Intercontinental Express olarak ilk albümünüzü Kasım ayında yayınlayacağız. Bu ay tüm müzik platformlarında “What” ile yer aldık. Youtube kanalımızı da aynı isimle açtık. Oradan yeni videoları ve haberleri takip edebilirsiniz. Hakkımızda www.cerenturkmenoglu.com ve hakankursun.co sayfalarında ayrıntılı bilgi var. Pb Müzik oluşumu için www.pbm.com.tr. Gelecek yaz konser vermeyi planlıyoruz. Geçen ay Hayko Cepkin ile Nazan Öncel’in “Bırak seveyim, rahat edeyim” şarkısı yorumladık. Birkaç gün önce yayınlandı. Çok eğlenceli ve hoş bir çalışma oldu. Bu sene Selim Selçuk - Miles Kuçles, Bora Çeliker - Terz yüz, Hüsrev Hatemi - Girdap Her Yerde, Ercüment Ateş - Butterfly Effect ve Nazan Öncel - Durum şarkıları albümlerini de hazırlardım. Hepsi yeni sayılır. Yayıncı ve yapımcı / Pb Müzik olarak besteci Çiğdem Borucu’ nun Silver Moon isimli albümünü ve davulcu Turgut Alp Bekoğlu nun Love Jazz isimli albümünü, Eylül ayında yayınlamak üzere hazırlıyorum. Başka sürprizler de yolda. Berke Can Özcan ile bir gitar ve bas oluşumu kurduk. Bu kış konserler yapmayı planlıyoruz. Sene sonuna kadar kişisel bir albüm de çalışma listemde duruyor. Intercontinental Express olarak gelecek yaz ayına kadar ciddi hedeflerimiz var. Bakalım nasıl olacak.

***

Müzikal birikimimiz muhteşem

muzisyen-ve-muzik-yapimcisi-hakan-kursun-muzik-yapmak-icin-ayni-odada-olmaya-gerek-yok-501282-1.
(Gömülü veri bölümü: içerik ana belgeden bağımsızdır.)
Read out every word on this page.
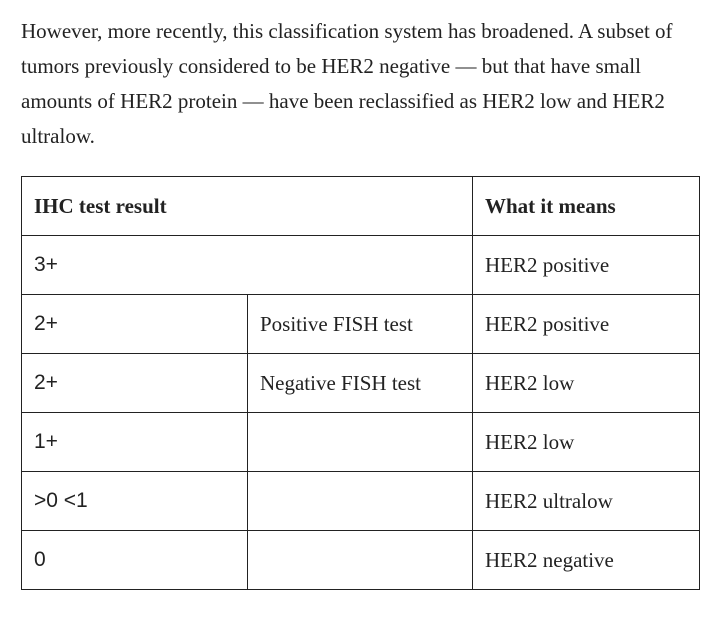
However, more recently, this classification system has broadened. A subset of tumors previously considered to be HER2 negative — but that have small amounts of HER2 protein — have been reclassified as HER2 low and HER2 ultralow.

IHC test result		What it means
3+		HER2 positive
2+	Positive FISH test	HER2 positive
2+	Negative FISH test	HER2 low
1+		HER2 low
>0 <1		HER2 ultralow
0		HER2 negative
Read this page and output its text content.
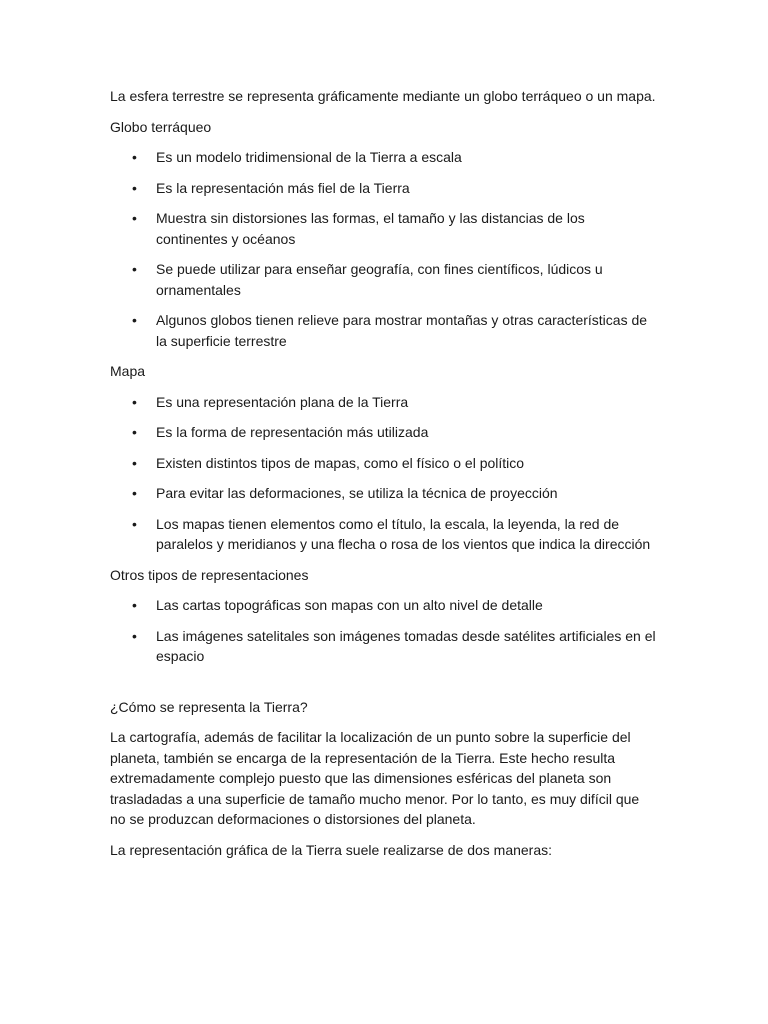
La esfera terrestre se representa gráficamente mediante un globo terráqueo o un mapa.

Globo terráqueo

• Es un modelo tridimensional de la Tierra a escala
• Es la representación más fiel de la Tierra
• Muestra sin distorsiones las formas, el tamaño y las distancias de los continentes y océanos
• Se puede utilizar para enseñar geografía, con fines científicos, lúdicos u ornamentales
• Algunos globos tienen relieve para mostrar montañas y otras características de la superficie terrestre

Mapa

• Es una representación plana de la Tierra
• Es la forma de representación más utilizada
• Existen distintos tipos de mapas, como el físico o el político
• Para evitar las deformaciones, se utiliza la técnica de proyección
• Los mapas tienen elementos como el título, la escala, la leyenda, la red de paralelos y meridianos y una flecha o rosa de los vientos que indica la dirección

Otros tipos de representaciones

• Las cartas topográficas son mapas con un alto nivel de detalle
• Las imágenes satelitales son imágenes tomadas desde satélites artificiales en el espacio

¿Cómo se representa la Tierra?

La cartografía, además de facilitar la localización de un punto sobre la superficie del planeta, también se encarga de la representación de la Tierra. Este hecho resulta extremadamente complejo puesto que las dimensiones esféricas del planeta son trasladadas a una superficie de tamaño mucho menor. Por lo tanto, es muy difícil que no se produzcan deformaciones o distorsiones del planeta.

La representación gráfica de la Tierra suele realizarse de dos maneras:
»Müziğin globalleşme sürecinde Türkiye nerede duruyor?
Türkiye muhteşem bir müzikal birikime sahiptir. Tabii bunun ciddi bir bölümü çok kalın bir toz tabakası altında bulunmayı bekliyor. Bu topraklarda var olan dünya çapında bilinen efsanelerin kompozisyonlarını yazsanız ömrünüz yetmez. Coğrafyamızın kültür birikimi 17.yy’dan itibaren Avrupa’da ve Rusya’da Orientalism olarak kıtaların kültürel hayatına yeni renkler katmıştır. Dolaysıyla Avrupa’dan veya kuzeyden uzak olduğumuzu düşünmüyorum. Bu etkileşim devam edecektir. Bugün müziğin seyahat etmesi farklı dinamikler ile olmaktadır tabii. Mesela 90’lı yıllarda turizmin gelişmesi ile birlikte Antalya-Almanya hattı üzerinden ciddi bir etkileşim oldu. Şimdi yeni dinamikler eklendi, yeni nesil sanatçılar dünya çapında konser verebiliyor. Sadece pop müzikten bahsetmiyorum. Tüm müzik tarzları için geçerli bu. Global müzik pazarında hatırı sayılır bir pay sahibi olmak için yeni tanıtım ve pazarlama sistemlerini iyi analiz etmek gerekiyor.

Soruya geri gelirsem, biz çekici bir kültür ve ülkeyiz. Her zaman öyle olduk. Bugün dans, haremleri, folklorik özelliklerimizi ve tüm genetik karışımızı bir an için boş verip sadece şimdiye ve müziğe odaklanabilirsek belki yeni müzikler ortaya çıkacaktır. Demek istediğim, istediğiniz kadar unutmaya çalışın eninde sonunda bir yerlerden duyuluyor zaten. Bu yüzden kasılmaya gerek yoktur. Önemli olan ilerici yaklaşabilmektir.